Using confidence intervals in this way, we avoid the problem that statistically non-significant effects are not published. Not publishing non-significant results, either because of self-selection by the researcher or selection by journal editors and reviewers, offers a misleading view of research results.

If results are not published, they cannot be used to design new research projects. For example, effect sizes that are not statistically significant are just as helpful to determine test power and sample size as statistically significant effect sizes. An independent variable without statistically significant effect may have a significant effect in a new research project and should not be discarded if the potential effect size is so substantial that it is practically relevant. Moreover, combining results from several research projects helps making more precise estimates of population values, which brings us to meta-analysis.

4.5.2 Bootstrapped confidence intervals

Using the confidence interval is the easiest and sometimes the only way of testing a null hypothesis if we create the sampling distribution with bootstrapping. For instance, we may use the median as the preferred measure of central tendency rather than the mean if the distribution of scores is quite skewed and the sample is not very large. In this situation, a theoretical probability distribution for the sample median is not known, so we resort to bootstrapping.

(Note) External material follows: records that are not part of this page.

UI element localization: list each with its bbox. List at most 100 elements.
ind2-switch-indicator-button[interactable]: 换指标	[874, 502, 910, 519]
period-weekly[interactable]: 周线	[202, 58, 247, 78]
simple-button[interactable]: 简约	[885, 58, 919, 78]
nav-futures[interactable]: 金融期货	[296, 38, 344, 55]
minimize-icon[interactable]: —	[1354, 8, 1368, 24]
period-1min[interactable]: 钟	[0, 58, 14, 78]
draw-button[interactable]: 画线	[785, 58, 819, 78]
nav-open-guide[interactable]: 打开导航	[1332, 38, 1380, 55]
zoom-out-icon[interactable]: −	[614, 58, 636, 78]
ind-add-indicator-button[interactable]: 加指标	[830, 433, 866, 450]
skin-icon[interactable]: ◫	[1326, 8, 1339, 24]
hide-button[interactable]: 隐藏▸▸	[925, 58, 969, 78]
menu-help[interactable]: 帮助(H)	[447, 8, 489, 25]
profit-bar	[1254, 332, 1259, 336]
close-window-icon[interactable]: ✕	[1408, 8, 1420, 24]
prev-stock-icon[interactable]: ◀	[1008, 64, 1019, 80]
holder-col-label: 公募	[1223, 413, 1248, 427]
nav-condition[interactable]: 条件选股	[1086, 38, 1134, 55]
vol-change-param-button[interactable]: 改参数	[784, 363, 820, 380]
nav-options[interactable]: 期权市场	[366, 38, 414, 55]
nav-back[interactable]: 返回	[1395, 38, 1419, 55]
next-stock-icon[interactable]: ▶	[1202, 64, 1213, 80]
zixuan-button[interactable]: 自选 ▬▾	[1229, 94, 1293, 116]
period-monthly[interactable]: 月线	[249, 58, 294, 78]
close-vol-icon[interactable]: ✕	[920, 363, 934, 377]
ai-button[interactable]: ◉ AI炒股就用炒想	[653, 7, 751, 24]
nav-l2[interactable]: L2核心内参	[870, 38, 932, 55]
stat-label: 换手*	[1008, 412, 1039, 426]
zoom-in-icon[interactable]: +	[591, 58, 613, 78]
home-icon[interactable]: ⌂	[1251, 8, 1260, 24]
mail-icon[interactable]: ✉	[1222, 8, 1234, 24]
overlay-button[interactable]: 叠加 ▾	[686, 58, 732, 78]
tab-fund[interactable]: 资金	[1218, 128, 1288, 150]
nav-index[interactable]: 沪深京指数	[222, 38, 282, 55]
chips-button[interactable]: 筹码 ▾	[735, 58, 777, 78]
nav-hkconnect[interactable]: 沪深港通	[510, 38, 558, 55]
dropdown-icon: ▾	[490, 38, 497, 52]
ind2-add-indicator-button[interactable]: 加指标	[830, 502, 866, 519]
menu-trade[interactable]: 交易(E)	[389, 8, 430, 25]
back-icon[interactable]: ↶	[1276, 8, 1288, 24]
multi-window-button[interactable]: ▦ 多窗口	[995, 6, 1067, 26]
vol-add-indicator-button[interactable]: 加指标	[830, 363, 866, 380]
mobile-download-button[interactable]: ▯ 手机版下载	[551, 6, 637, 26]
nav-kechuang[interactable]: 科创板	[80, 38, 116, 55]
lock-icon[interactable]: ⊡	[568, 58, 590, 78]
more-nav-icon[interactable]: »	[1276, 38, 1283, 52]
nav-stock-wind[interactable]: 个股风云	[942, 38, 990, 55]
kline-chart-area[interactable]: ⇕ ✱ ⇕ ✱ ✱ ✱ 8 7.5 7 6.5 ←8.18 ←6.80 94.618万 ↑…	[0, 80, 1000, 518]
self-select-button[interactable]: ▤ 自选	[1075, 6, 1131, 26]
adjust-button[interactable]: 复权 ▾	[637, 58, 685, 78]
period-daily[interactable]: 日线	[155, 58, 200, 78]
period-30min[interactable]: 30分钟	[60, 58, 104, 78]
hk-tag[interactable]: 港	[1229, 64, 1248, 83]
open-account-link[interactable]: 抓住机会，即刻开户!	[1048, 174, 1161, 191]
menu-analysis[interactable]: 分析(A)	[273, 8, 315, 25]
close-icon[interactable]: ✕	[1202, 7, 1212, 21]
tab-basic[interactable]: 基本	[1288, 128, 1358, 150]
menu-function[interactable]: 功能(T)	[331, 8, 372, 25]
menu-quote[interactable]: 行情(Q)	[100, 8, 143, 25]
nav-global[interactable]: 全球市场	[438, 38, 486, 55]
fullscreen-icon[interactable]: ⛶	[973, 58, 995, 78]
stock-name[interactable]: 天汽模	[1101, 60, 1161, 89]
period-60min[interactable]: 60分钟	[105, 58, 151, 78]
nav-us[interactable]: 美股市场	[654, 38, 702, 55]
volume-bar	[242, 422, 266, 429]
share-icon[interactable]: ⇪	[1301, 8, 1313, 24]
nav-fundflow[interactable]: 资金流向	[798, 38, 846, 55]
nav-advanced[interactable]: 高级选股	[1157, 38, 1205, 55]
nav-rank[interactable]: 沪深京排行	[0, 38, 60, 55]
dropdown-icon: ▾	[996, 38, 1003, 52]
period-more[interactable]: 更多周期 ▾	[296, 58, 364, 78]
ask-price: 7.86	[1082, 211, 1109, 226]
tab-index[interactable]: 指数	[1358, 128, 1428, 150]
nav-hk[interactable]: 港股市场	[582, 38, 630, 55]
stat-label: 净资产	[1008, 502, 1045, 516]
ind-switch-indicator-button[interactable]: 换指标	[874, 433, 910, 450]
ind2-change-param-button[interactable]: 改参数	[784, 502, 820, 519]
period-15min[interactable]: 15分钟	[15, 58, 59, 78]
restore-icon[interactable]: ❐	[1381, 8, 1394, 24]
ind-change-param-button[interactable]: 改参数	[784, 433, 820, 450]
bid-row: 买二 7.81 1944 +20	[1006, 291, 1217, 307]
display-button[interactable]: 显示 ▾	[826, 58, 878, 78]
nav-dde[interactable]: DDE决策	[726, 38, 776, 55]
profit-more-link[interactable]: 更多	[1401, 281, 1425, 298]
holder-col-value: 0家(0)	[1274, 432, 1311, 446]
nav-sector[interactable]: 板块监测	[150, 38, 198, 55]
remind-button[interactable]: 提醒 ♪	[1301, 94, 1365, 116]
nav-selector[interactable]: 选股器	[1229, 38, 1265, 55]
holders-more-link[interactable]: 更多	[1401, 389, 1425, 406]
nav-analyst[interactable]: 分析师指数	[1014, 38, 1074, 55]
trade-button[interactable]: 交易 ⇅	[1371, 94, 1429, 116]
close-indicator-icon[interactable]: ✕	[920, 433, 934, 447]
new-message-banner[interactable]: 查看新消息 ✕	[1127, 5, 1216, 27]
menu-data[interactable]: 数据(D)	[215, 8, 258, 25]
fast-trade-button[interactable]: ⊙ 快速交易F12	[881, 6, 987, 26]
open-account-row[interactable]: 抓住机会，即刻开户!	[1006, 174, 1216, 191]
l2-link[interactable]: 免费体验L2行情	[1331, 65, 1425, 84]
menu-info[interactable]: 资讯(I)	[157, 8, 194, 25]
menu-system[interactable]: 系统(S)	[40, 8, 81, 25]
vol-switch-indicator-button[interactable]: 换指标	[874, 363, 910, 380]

Bootstrapping creates an empirical sampling distribution: a lot of samples with a median calculated for each sample. A confidence interval can be created from this sampling distribution (see Section 3.5.2). If our null hypothesis about the population median is included in the 95% confidence interval, we do not reject the null hypothesis. Otherwise, we reject it. We will encounter this in Chapter 9 about mediation, where indirect effects are tested with bootstrapped confidence intervals.